The project shows how to train LSTM model that discriminates letters.
th trainer.lua
starts training procedure,
th drawer.lua --run --r
draws an example of the letter,
th drawer.lua --runProb --r
draws an example of the letter plus trajectories of probabilities for top7 letters.
You can always execute th trainer.lua --help
or th drawer.lua --help
to get more details.
Data used is preprocessed data taken from CHILI EPFL, The CoWriter Project. Since the data is very limited, this project should be treated as preliminary one.
The data consists handwritting trajectories which were written by children (fixed length - 70). A single input to the LSTM model is a sequence of 69 pairs which are changes in the position of the pen (dX, dY).
The data is very limited so the network has to be regularized in order not to overfit. I used a regularization method suited for this specific task.
For each letter the LSTM model is fed sequentially with 69 pairs. We want model to discriminate given letter at the end of the trajectory. However, the model predicts at the time of every point. Hence, target gradients may be calculated in up to 69 points.
In case of perfect optimizer and model we would use the last target gradient only, since we want model to answer our question at the end. However, we do not use perfect tools. Hence, we want to help and encourage LSTM model to store important information earlier.
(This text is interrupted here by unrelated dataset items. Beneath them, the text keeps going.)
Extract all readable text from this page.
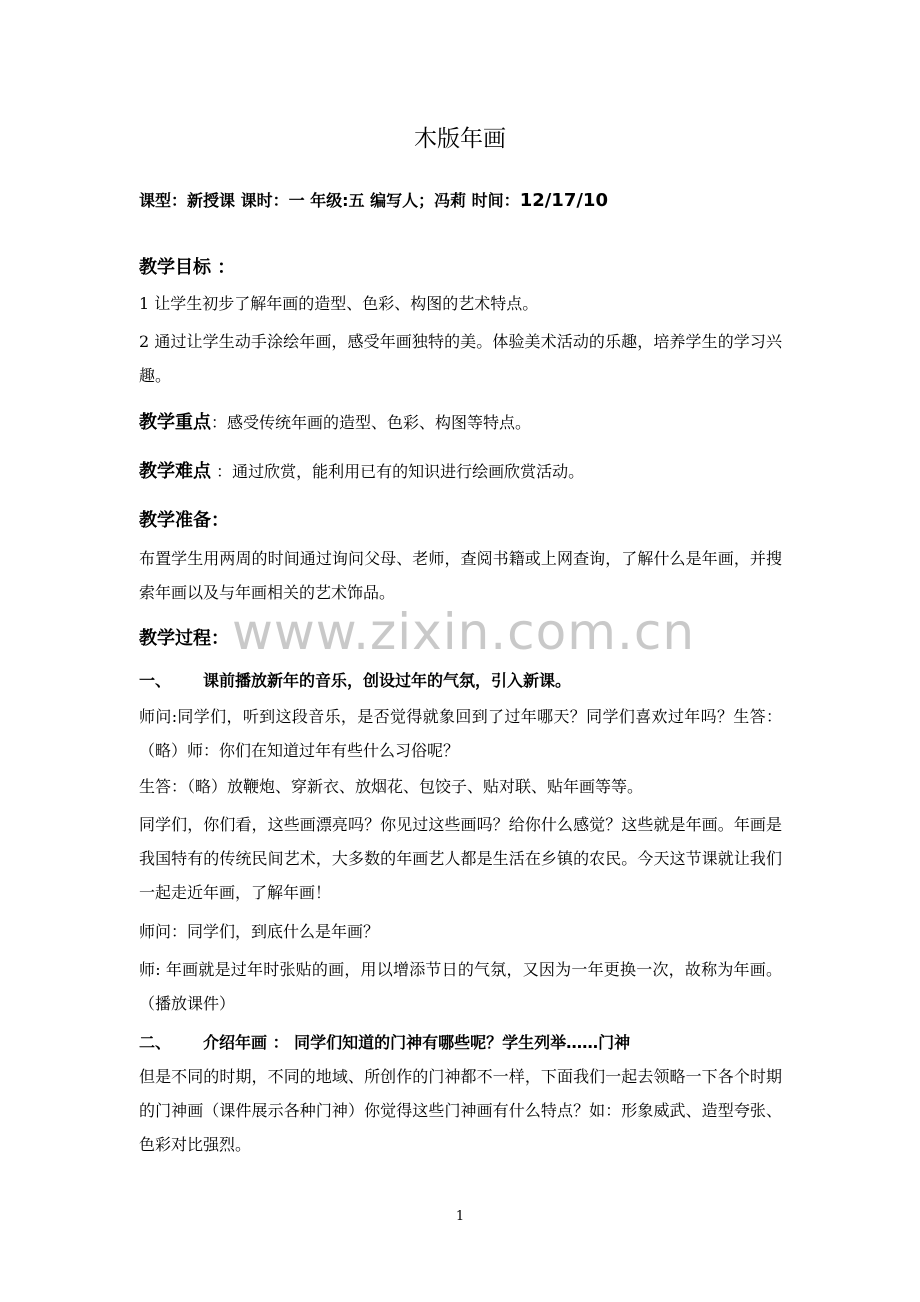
木版年画
课型：新授课 课时：一 年级:五 编写人；冯莉 时间：12/17/10
教学目标 ：
1 让学生初步了解年画的造型、色彩、构图的艺术特点。
2 通过让学生动手涂绘年画，感受年画独特的美。体验美术活动的乐趣，培养学生的学习兴趣。
教学重点：感受传统年画的造型、色彩、构图等特点。
教学难点 ：通过欣赏，能利用已有的知识进行绘画欣赏活动。
教学准备：
布置学生用两周的时间通过询问父母、老师，查阅书籍或上网查询，了解什么是年画，并搜索年画以及与年画相关的艺术饰品。
教学过程：
一、 课前播放新年的音乐，创设过年的气氛，引入新课。
师问:同学们，听到这段音乐，是否觉得就象回到了过年哪天？同学们喜欢过年吗？生答：（略）师：你们在知道过年有些什么习俗呢？
生答：（略）放鞭炮、穿新衣、放烟花、包饺子、贴对联、贴年画等等。
同学们，你们看，这些画漂亮吗？你见过这些画吗？给你什么感觉？这些就是年画。年画是我国特有的传统民间艺术，大多数的年画艺人都是生活在乡镇的农民。今天这节课就让我们一起走近年画，了解年画！
师问：同学们，到底什么是年画？
师: 年画就是过年时张贴的画，用以增添节日的气氛，又因为一年更换一次，故称为年画。（播放课件）
二、 介绍年画 ： 同学们知道的门神有哪些呢？学生列举……门神
但是不同的时期，不同的地域、所创作的门神都不一样，下面我们一起去领略一下各个时期的门神画（课件展示各种门神）你觉得这些门神画有什么特点？如：形象威武、造型夸张、色彩对比强烈。
www.zixin.com.cn
1
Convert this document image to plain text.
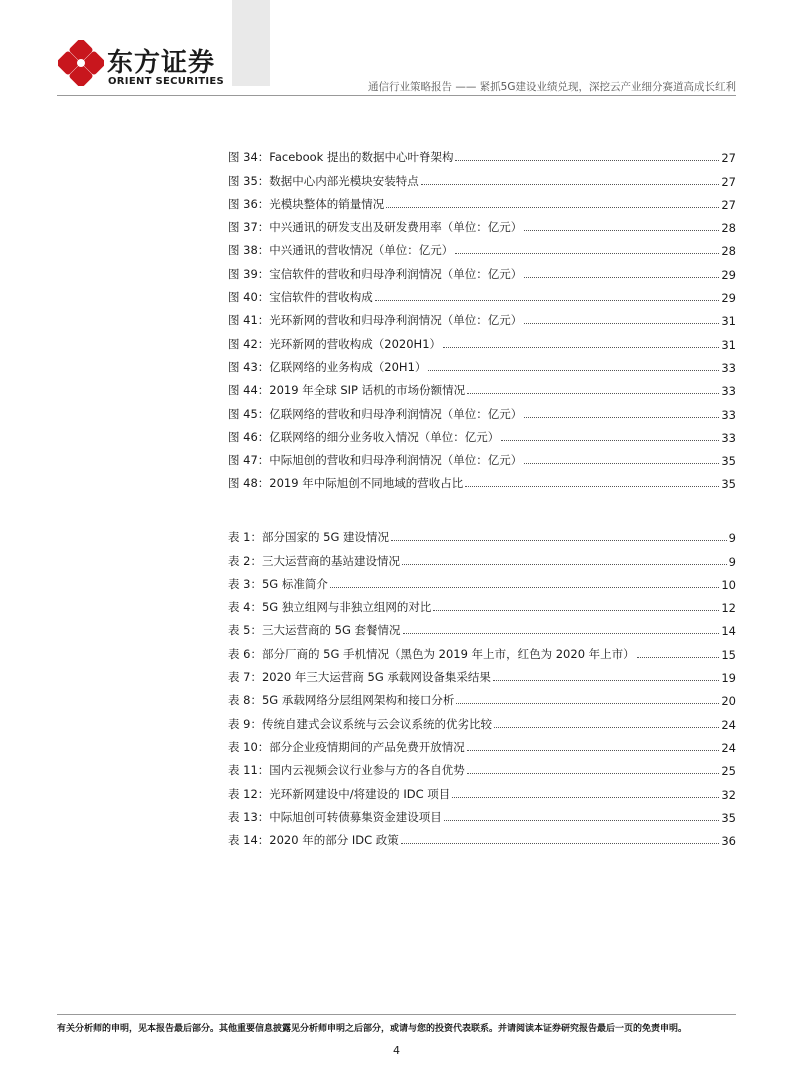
东方证券
ORIENT SECURITIES	通信行业策略报告 —— 紧抓5G建设业绩兑现，深挖云产业细分赛道高成长红利
图 34：Facebook 提出的数据中心叶脊架构	27
图 35：数据中心内部光模块安装特点	27
图 36：光模块整体的销量情况	27
图 37：中兴通讯的研发支出及研发费用率（单位：亿元）	28
图 38：中兴通讯的营收情况（单位：亿元）	28
图 39：宝信软件的营收和归母净利润情况（单位：亿元）	29
图 40：宝信软件的营收构成	29
图 41：光环新网的营收和归母净利润情况（单位：亿元）	31
图 42：光环新网的营收构成（2020H1）	31
图 43：亿联网络的业务构成（20H1）	33
图 44：2019 年全球 SIP 话机的市场份额情况	33
图 45：亿联网络的营收和归母净利润情况（单位：亿元）	33
图 46：亿联网络的细分业务收入情况（单位：亿元）	33
图 47：中际旭创的营收和归母净利润情况（单位：亿元）	35
图 48：2019 年中际旭创不同地域的营收占比	35
表 1：部分国家的 5G 建设情况	9
表 2：三大运营商的基站建设情况	9
表 3：5G 标准简介	10
表 4：5G 独立组网与非独立组网的对比	12
表 5：三大运营商的 5G 套餐情况	14
表 6：部分厂商的 5G 手机情况（黑色为 2019 年上市，红色为 2020 年上市）	15
表 7：2020 年三大运营商 5G 承载网设备集采结果	19
表 8：5G 承载网络分层组网架构和接口分析	20
表 9：传统自建式会议系统与云会议系统的优劣比较	24
表 10：部分企业疫情期间的产品免费开放情况	24
表 11：国内云视频会议行业参与方的各自优势	25
表 12：光环新网建设中/将建设的 IDC 项目	32
表 13：中际旭创可转债募集资金建设项目	35
表 14：2020 年的部分 IDC 政策	36
有关分析师的申明，见本报告最后部分。其他重要信息披露见分析师申明之后部分，或请与您的投资代表联系。并请阅读本证券研究报告最后一页的免责申明。
4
One can compare three cases:
th trainer.lua --mask 1
- starts nice, but tends to overfit.
th trainer.lua --mask 70
- struggles at the beginning, but finaly it isn't that bad.
th trainer.lua
or th trainer.lua --mask 2
- works the best, the difference between training and validation errors are much more smaller.
One can invastigate the code to check how the option --mask
works in details. In a nutshell this option makes model use only a logatihmic number of gradients. For --mask 2
target gradients at the positions 34, 17, 8, 4, 2, 1, and 0 are used (counting from the end, so zero is the last one).
In fact this way of regularization may be extended. The positions where target gradients are used may evolve. We can also used weights instead of just using gradients or not. I believe that second model that is trained on partial LSTM learning procedures may be used to obtain superior regularization method.